The Ribston Pippin did not become generally known till the end of the last century, and it is not mentioned in any of the editions of Miller's Dictionary, or by any other author of that period; neither was it grown in the Brompton Park Nursery in 1770. In 1785 I rind it was in that collection, when it was grown to the extent of a quarter of a row, or about twenty-five plants; and as this supply seems to have sufficed for three years' demand, its merits must have been but little known. In 1788 it extended to one row, or about one hundred plants, and three years later to two rows; from 1791 it increased one row annually, till 1794, when it reached five rows. From these facts we may pretty well learn the rise and progress of its popularity. In 1847, in the same nursery, it was cultivated to the extent of about twenty-five rows, or 2,500 plants annually.

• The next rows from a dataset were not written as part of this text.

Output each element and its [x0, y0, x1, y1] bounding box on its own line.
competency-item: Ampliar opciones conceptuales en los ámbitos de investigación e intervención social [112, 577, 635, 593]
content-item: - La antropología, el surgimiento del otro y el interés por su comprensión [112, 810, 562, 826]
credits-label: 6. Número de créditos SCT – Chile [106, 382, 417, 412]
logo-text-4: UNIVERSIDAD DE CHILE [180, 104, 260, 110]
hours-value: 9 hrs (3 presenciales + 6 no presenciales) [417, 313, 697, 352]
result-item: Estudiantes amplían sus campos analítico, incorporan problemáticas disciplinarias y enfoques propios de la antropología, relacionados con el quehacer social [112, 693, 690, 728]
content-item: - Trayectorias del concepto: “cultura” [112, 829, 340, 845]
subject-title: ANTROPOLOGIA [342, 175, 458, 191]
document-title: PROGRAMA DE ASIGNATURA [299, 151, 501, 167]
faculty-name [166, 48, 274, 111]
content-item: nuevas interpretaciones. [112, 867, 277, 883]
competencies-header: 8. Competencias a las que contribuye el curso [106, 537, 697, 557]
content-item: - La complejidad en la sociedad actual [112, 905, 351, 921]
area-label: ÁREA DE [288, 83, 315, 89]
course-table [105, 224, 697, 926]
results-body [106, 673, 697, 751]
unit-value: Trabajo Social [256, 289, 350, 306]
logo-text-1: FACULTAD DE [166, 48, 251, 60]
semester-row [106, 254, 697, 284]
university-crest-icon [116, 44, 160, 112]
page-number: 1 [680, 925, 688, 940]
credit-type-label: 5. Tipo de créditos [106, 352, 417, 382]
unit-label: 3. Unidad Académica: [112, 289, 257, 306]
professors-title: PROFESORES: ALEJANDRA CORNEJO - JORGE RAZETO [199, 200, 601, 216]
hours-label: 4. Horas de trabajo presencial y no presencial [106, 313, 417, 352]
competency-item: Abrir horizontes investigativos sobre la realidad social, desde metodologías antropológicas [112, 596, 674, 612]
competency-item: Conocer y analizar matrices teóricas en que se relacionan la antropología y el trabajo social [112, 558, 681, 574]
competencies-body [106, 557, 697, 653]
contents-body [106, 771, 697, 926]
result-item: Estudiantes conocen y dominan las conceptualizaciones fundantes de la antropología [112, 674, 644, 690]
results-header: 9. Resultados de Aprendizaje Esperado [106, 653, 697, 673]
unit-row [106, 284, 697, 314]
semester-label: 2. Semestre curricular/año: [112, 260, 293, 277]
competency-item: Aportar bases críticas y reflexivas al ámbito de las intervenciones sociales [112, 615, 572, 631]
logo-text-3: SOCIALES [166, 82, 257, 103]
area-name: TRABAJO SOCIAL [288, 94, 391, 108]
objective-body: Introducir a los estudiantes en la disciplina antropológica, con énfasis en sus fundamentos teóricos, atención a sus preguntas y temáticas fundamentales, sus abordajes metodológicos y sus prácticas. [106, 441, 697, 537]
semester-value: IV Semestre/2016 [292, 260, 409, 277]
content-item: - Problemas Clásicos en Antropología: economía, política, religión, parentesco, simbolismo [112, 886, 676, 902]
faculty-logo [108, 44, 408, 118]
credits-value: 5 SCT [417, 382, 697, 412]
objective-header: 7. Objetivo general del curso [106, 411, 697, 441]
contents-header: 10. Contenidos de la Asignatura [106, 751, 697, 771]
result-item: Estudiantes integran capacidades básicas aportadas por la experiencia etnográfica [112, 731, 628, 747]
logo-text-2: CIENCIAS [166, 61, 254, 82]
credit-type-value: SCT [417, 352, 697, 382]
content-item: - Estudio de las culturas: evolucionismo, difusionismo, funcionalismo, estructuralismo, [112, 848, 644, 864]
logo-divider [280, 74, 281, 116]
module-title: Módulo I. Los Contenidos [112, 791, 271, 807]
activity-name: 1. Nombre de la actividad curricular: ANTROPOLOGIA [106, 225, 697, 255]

The original tree was first discovered growing in the garden at Ribston Hall, near Knaresborough, but how, when, or by what means it came there, has not been satisfactorily ascertained. One account states that about the year 1688 some apple pips were brought from Rouen and sown at Ribston Hall; the trees produced from them were planted in the park, and one turned out to be the variety in question. The original tree stood till 1810, when it was blown down by a violent gale of wind. It was afterwards supported by stakes in a horizontal position, and continued to produce fruit till it lingered and died in 1835. Since then, a young shoot has been produced about four inches below the surface of the ground, which, with proper care, may become a tree, and thereby preserve the original of this favourite old dessert apple. The gardener at Ribston Hall, by whom this apple was raised, was the father of Lowe, who during the last century was the fruit-tree nurseryman at Hampton Wick.